Salt Lake City based Experticity has launched its social network that champions 'real life' influencers.
The company wants to encourage a "more trusted, authentic approach" to identifying and rewarding individuals whose real-world credentials make them "highly influential face-to-face, and online".
The unpaid community aims to encourage more credible and authentic influencer marketing--especially in response to recent concerns that the industry is breaking FTC rules.
The Experticity app, available for Android and iOS, is designed for individuals who can prove they have credentials that demonstrate expertise. The company says that there are over one million active influencers and online storytellers on the site.
There are individuals who help consumers find what to buy, or are "inspiring online storytellers". Brands can tap into this group of real-life influencers who drive what consumers purchase every day.
Category influencers can get connected with brands, receive insider content and access to new products. The app also provides experts a way to find other individuals, share experiences and suggest products.
Through Experticity, brands are not allowed to pay community members for product endorsements. The company says that this preserves the trusted connection between the members, and their final recommendation to the consumer.

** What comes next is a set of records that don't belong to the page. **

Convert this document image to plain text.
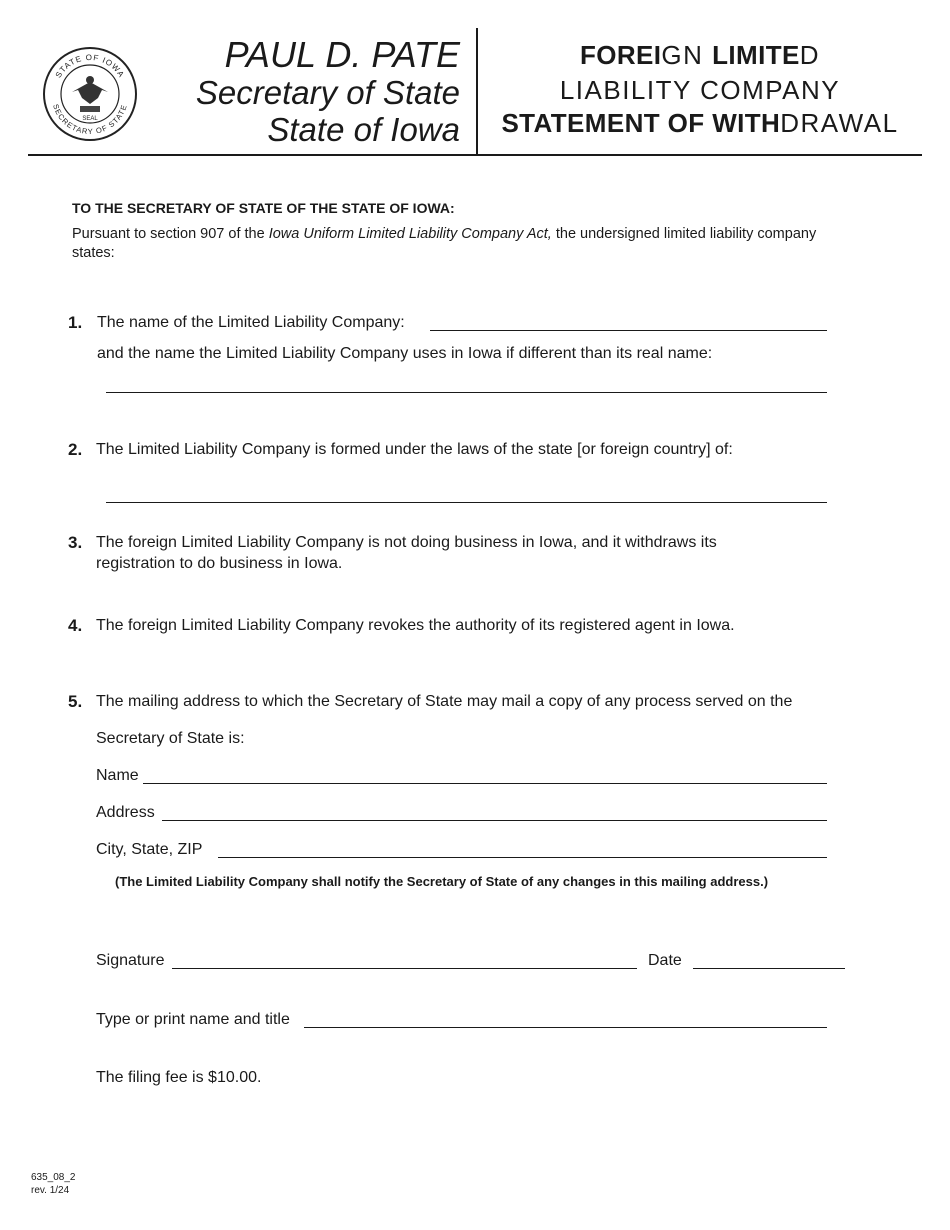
STATE OF IOWA
SECRETARY OF STATE
SEAL
PAUL D. PATE
Secretary of State
State of Iowa
FOREIGN LIMITED
LIABILITY COMPANY
STATEMENT OF WITHDRAWAL
TO THE SECRETARY OF STATE OF THE STATE OF IOWA:
Pursuant to section 907 of the Iowa Uniform Limited Liability Company Act, the undersigned limited liability company states:
1. The name of the Limited Liability Company:
and the name the Limited Liability Company uses in Iowa if different than its real name:
2. The Limited Liability Company is formed under the laws of the state [or foreign country] of:
3. The foreign Limited Liability Company is not doing business in Iowa, and it withdraws its
registration to do business in Iowa.
4. The foreign Limited Liability Company revokes the authority of its registered agent in Iowa.
5. The mailing address to which the Secretary of State may mail a copy of any process served on the
Secretary of State is:
Name
Address
City, State, ZIP
(The Limited Liability Company shall notify the Secretary of State of any changes in this mailing address.)
Signature	Date
Type or print name and title
The filing fee is $10.00.
635_08_2
rev. 1/24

Brands are able to connect to influencers by providing through insider product content. They can also work with experts to co-create content for their latest campaigns, and give experts first-hand experience with their products.
The company has signed up over 750 consumer brands, including: The North Face, Dyson, and Quicksilver to work with its influencers. Third party data from Keller Fay verified the impact these experts have on steering consumer buying decisions.
It found that on average, Experticity influencers have 22 times more conversations that involve product recommendations than any typical person. 82 percent of consumers actually purchased as a result.
Tom Stockham, CEO of Experticity said: "We've all had that great experience where someone who's passionate and knowledgeable inspired us to find that perfect product.
These individuals have earned your trust because of where they work, what they know and what they own. Consumers and brands seek them out because ultimately, people trust people".
If the industry stops taking shortcuts to earn consumers' trust, pseudo-influencers with disengaged twitter followers and undisclosed blogger endorsements will drive us further and further away from brands.
Perhaps is is time for us to connect with influencers whose passion, experience and knowledge make them the trusted source for recommendations about what to buy.